Sic(k)
05 août 2014 Spectacle d'Alexis Armengol - Cie Théâtre à cru, vu le 20 juillet 2014 à Avignon, La Manufacture.
Interprètes : Alexis Armengol, Rémi Cassabé, Claudine Baschet.
Genre : théâtre
Durée : 1h15
Public : à partir de 16 ans
Depuis toujours, ce n'est pas à Alexis Armengol qu'il faut demander des réponses. Le metteur en scène du dynamique Théâtre à Cru leur préfère mille fois les questions, le doute, la mise en débat. Sic(k) est une nouvelle preuve de ce fait : en nous demandant de réfléchir au problème de l'addiction (à l'alcool, à la drogue, au tabac), il se place lui-même de notre côté, celui du candide, celui qui ne sait pas.
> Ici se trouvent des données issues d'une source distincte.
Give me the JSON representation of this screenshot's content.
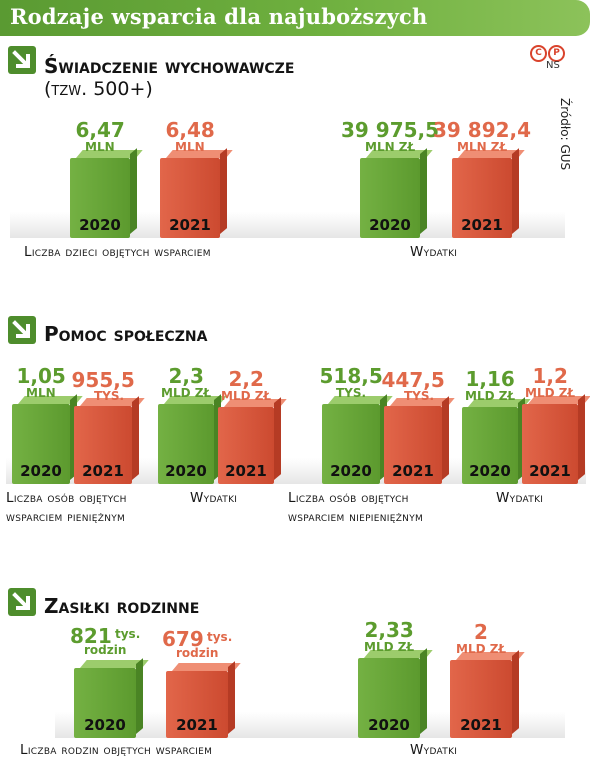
{
  "title": "Rodzaje wsparcia dla najuboższych",
  "source": "Źródło: GUS",
  "logo_letters": [
    "C",
    "P"
  ],
  "logo_sub": "NS",
  "colors": {
    "y2020": "#5c9c2e",
    "y2021": "#e0694a",
    "header": "#5a9a32"
  },
  "sections": [
    {
      "title": "Świadczenie wychowawcze",
      "subtitle": "(tzw. 500+)",
      "icon": "arrow-down-right-icon"
    },
    {
      "title": "Pomoc społeczna",
      "icon": "arrow-down-right-icon"
    },
    {
      "title": "Zasiłki rodzinne",
      "icon": "arrow-down-right-icon"
    }
  ],
  "chart_data": [
    {
      "type": "bar",
      "caption": [
        "Liczba dzieci objętych wsparciem"
      ],
      "categories": [
        "2020",
        "2021"
      ],
      "labels": [
        "6,47",
        "6,48"
      ],
      "units": [
        "mln",
        "mln"
      ],
      "values": [
        6.47,
        6.48
      ]
    },
    {
      "type": "bar",
      "caption": [
        "Wydatki"
      ],
      "categories": [
        "2020",
        "2021"
      ],
      "labels": [
        "39 975,5",
        "39 892,4"
      ],
      "units": [
        "mln zł",
        "mln zł"
      ],
      "values": [
        39975.5,
        39892.4
      ]
    },
    {
      "type": "bar",
      "caption": [
        "Liczba osób objętych",
        "wsparciem pieniężnym"
      ],
      "categories": [
        "2020",
        "2021"
      ],
      "labels": [
        "1,05",
        "955,5"
      ],
      "units": [
        "mln",
        "tys."
      ],
      "values": [
        1050,
        955.5
      ]
    },
    {
      "type": "bar",
      "caption": [
        "Wydatki"
      ],
      "categories": [
        "2020",
        "2021"
      ],
      "labels": [
        "2,3",
        "2,2"
      ],
      "units": [
        "mld zł",
        "mld zł"
      ],
      "values": [
        2.3,
        2.2
      ]
    },
    {
      "type": "bar",
      "caption": [
        "Liczba osób objętych",
        "wsparciem niepieniężnym"
      ],
      "categories": [
        "2020",
        "2021"
      ],
      "labels": [
        "518,5",
        "447,5"
      ],
      "units": [
        "tys.",
        "tys."
      ],
      "values": [
        518.5,
        447.5
      ]
    },
    {
      "type": "bar",
      "caption": [
        "Wydatki"
      ],
      "categories": [
        "2020",
        "2021"
      ],
      "labels": [
        "1,16",
        "1,2"
      ],
      "units": [
        "mld zł",
        "mld zł"
      ],
      "values": [
        1.16,
        1.2
      ]
    },
    {
      "type": "bar",
      "caption": [
        "Liczba rodzin objętych wsparciem"
      ],
      "categories": [
        "2020",
        "2021"
      ],
      "labels": [
        "821",
        "679"
      ],
      "units": [
        "tys. rodzin",
        "tys. rodzin"
      ],
      "values": [
        821,
        679
      ]
    },
    {
      "type": "bar",
      "caption": [
        "Wydatki"
      ],
      "categories": [
        "2020",
        "2021"
      ],
      "labels": [
        "2,33",
        "2"
      ],
      "units": [
        "mld zł",
        "mld zł"
      ],
      "values": [
        2.33,
        2
      ]
    }
  ]
}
Posture intéressante, puisque cet étrange spectacle va ainsi nous amener face à nous-mêmes par mille voies différentes.
Pourquoi est-on alcoolique ? Pourquoi aime-t-on cet état second provoqué par l'alcool ? L'alcool est-il systématiquement associé à la fête ? Ou au contraire à la dépression ? Ou faut-il y chercher quelque chose de philosophique ? De psychologique ? De sociologique ? De politique ? De poétique ? Sur un plateau chargé de toutes les possibilités (des objets aussi divers qu'un tabouret en forme de crâne, une tente-cabine transparente, une guitare électrique, un livre de Deleuze, un foie gonflable géant et bien sûr des bouteilles), Armengol orchestre une série d'impulsions qui toutes questionnent notre rapport à l'ivresse. Série de témoignages d'anonymes enregistrés dans un sample endiablé, réflexions de penseurs, témoignages directs (les trois comédiens sont à la fois les témoins et les Monsieur Loyal de ce désordre soigneusement rangé), extraits de films, tous les angles y sont, et toutes les émotions : c'est tour à tour joyeux et gentiment anar, quand sont évoqués l'anti-conformisme de l'ivresse et son aspect festif, et très sombre, quand on parle brusquement de cauchemars, de déprime, d'impossibilité d'être soi, de dépendance. Le talent du spectacle étant de mêler tout ça en un seul flot, musical, littéraire, cinématographique, sonore, sérieux et anodin à la fois. Un collage pop qui soulève de nombreuses questions. C'est John Cassavetes qui servira de référence au spectacle, c'est dire la part de farce et d'amertume cachée là-dedans.
Exercice de style, donc, que ce spectacle traverse sur le fil, avec ce que ça comporte de chutes et de moments d'éclat. Sur la longueur, Sic(k) est inégal, parfois lassant ou redondant, parfois même légèrement poseur : la posture rock'n roll y est un peu crâneuse, manque de sincérité, étrangement déréalisée par cette sorte de "non-jeu" des acteurs, une distance souvent dommageable à l'intérêt de ce qui est dit. On a le droit de rester complètement en-dehors de ce dispositif complexe, cérébral, parfois même glauque et volontairement morbide. Mais on peut aussi adhérer à ce faisceau de sens qui nous arrivent de tous les côtés, et trouver dans ces témoignages un troublant écho à notre propre histoire. Un spectacle aussi rebelle que son sujet, qui dresse son mystère et son originalité comme un étendard ; un spectacle jeune qui s'interroge sur la jeunesse ; un spectacle unique et "debordien"... qui donne envie d'en boire un petit dernier.